Boas e más surpresas

Vivemos numa época de muitas e rápidas transformações – científicas, tecnológicas, políticas, sociais, etc. Mas a nossa mente parece não se ter ainda adaptado a tal evolução: tendemos a julgar definitivo o que é apenas transitório. Por mim falo – o colapso do império soviético em 1980 surpreendeu-me, não o julgava possível tão cedo.

O escândalo VW é uma surpresa chocante. Antes, quase ninguém previu a crise financeira global desencadeada em 2007. Não a previram académicos, organizações internacionais, gestores e políticos.

Quando surgem bolhas especulativas – na bolsa, na habitação, etc. – a tendência predominante é acreditar que os preços irão indefinidamente continuar a subir. E aos avisos prudentes chamando a atenção para os perigos de uma tal situação, os interessados em que a bolha não rebente (como mais tarde ou mais cedo inevitavelmente acontecerá) têm uma resposta pronta: desta vez é diferente. Daí o título de um importante livro dos economistas norte-americanos Carmen Reinhart e Kenneth Rogoff  (This time is different) publicado em 2011 e cobrindo oito séculos de loucura financeira em 66 países. 

Por outro lado, depois de anos a temer a expansão económica chinesa, agora preocupa o abrandamento do crescimento económico na China, como se aquelas taxas anuais de subida do PIB acima de 10% fossem algo perene. Também se pensava que os países ditos emergentes passariam a dar cartas na cena económica mundial, quando dos BRICs (Brasil, Rússia, Índia e China) só a Índia mantém hoje um crescimento razoável, segundo os seus próprios padrões. Afinal, a subida no preço das matérias-primas (cereais, petróleo, metais, etc.) não podia continuar para sempre.

Nos anos 80 do século XX predominava o receio da expansão económica japonesa. Os carros japoneses passaram então a dominar o mercado automóvel. E investidores japoneses quiseram comprar o Empire State Building em Nova York, causando um choque na opinião pública americana. Mas a partir dos anos 90 a economia japonesa entrou em deflação. O medo face ao poderio económico japonês desvaneceu-se. Agora receia-se a crise japonesa: depois de ter aliviado um pouco, voltou a deflação.

Também procuramos ignorar os efeitos das alterações demográficas. O envelhecimento da população, em Portugal e noutros países, ameaça financeiramente o Estado Providência. Vivendo até mais tarde, sobem os gastos na saúde; e como nascem poucos bebés, cada vez haverá menos trabalhadores no ativo a descontarem para as pensões de um número crescente de reformados.

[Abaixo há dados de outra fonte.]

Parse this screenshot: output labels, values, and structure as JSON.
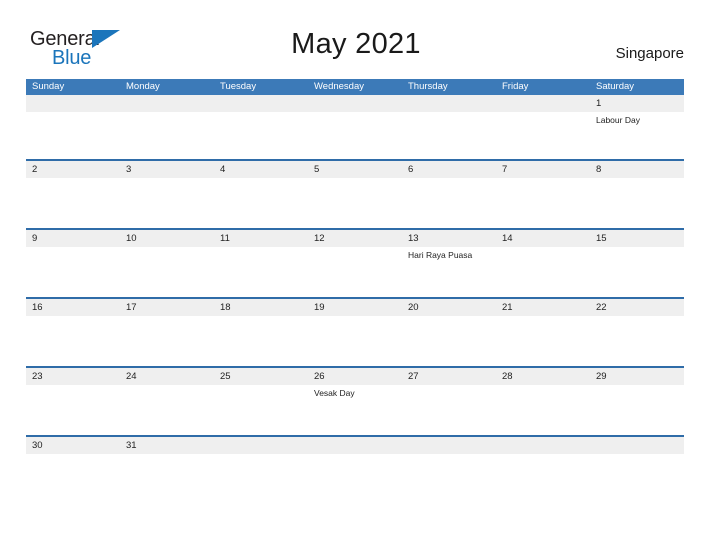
{
  "brand": {
    "name_part1": "General",
    "name_part2": "Blue",
    "flag_icon": "blue-triangle-flag",
    "primary_color": "#1b75bb"
  },
  "header": {
    "title": "May 2021",
    "region": "Singapore",
    "header_bar_color": "#3c7ab8",
    "row_band_color": "#efefef",
    "row_divider_color": "#2f6ca8"
  },
  "calendar": {
    "month": "May",
    "year": "2021",
    "weekday_headers": [
      "Sunday",
      "Monday",
      "Tuesday",
      "Wednesday",
      "Thursday",
      "Friday",
      "Saturday"
    ],
    "weeks": [
      {
        "days": [
          {
            "date": "",
            "events": []
          },
          {
            "date": "",
            "events": []
          },
          {
            "date": "",
            "events": []
          },
          {
            "date": "",
            "events": []
          },
          {
            "date": "",
            "events": []
          },
          {
            "date": "",
            "events": []
          },
          {
            "date": "1",
            "events": [
              "Labour Day"
            ]
          }
        ]
      },
      {
        "days": [
          {
            "date": "2",
            "events": []
          },
          {
            "date": "3",
            "events": []
          },
          {
            "date": "4",
            "events": []
          },
          {
            "date": "5",
            "events": []
          },
          {
            "date": "6",
            "events": []
          },
          {
            "date": "7",
            "events": []
          },
          {
            "date": "8",
            "events": []
          }
        ]
      },
      {
        "days": [
          {
            "date": "9",
            "events": []
          },
          {
            "date": "10",
            "events": []
          },
          {
            "date": "11",
            "events": []
          },
          {
            "date": "12",
            "events": []
          },
          {
            "date": "13",
            "events": [
              "Hari Raya Puasa"
            ]
          },
          {
            "date": "14",
            "events": []
          },
          {
            "date": "15",
            "events": []
          }
        ]
      },
      {
        "days": [
          {
            "date": "16",
            "events": []
          },
          {
            "date": "17",
            "events": []
          },
          {
            "date": "18",
            "events": []
          },
          {
            "date": "19",
            "events": []
          },
          {
            "date": "20",
            "events": []
          },
          {
            "date": "21",
            "events": []
          },
          {
            "date": "22",
            "events": []
          }
        ]
      },
      {
        "days": [
          {
            "date": "23",
            "events": []
          },
          {
            "date": "24",
            "events": []
          },
          {
            "date": "25",
            "events": []
          },
          {
            "date": "26",
            "events": [
              "Vesak Day"
            ]
          },
          {
            "date": "27",
            "events": []
          },
          {
            "date": "28",
            "events": []
          },
          {
            "date": "29",
            "events": []
          }
        ]
      },
      {
        "days": [
          {
            "date": "30",
            "events": []
          },
          {
            "date": "31",
            "events": []
          },
          {
            "date": "",
            "events": []
          },
          {
            "date": "",
            "events": []
          },
          {
            "date": "",
            "events": []
          },
          {
            "date": "",
            "events": []
          },
          {
            "date": "",
            "events": []
          }
        ]
      }
    ],
    "week_body_heights": [
      47,
      50,
      50,
      50,
      50,
      20
    ]
  }
}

Por vezes acontecem boas surpresas. Há vinte anos não faltava quem considerasse a agricultura portuguesa um setor condenado. Recentemente, porém, a agricultura começou a atrair jovens com preparação técnica. E embora ainda haja muito a melhorar nesta área, ela já contribui significativamente para o esforço exportador nacional.

O sucesso exportador português nos últimos anos também surpreendeu muita gente, depois de a maioria das empresas, tendo perdido competitividade e sem poder contar com uma desvalorização cambial, se acantonar no mercado interno. Mas com este mercado afetado pela austeridade, a necessidade aguçou o engenho…

Conviria ter presente o dito de Luís de Camões: ‘todo o mundo é composto de mudança’. E no século XVI a mudança era bem menor.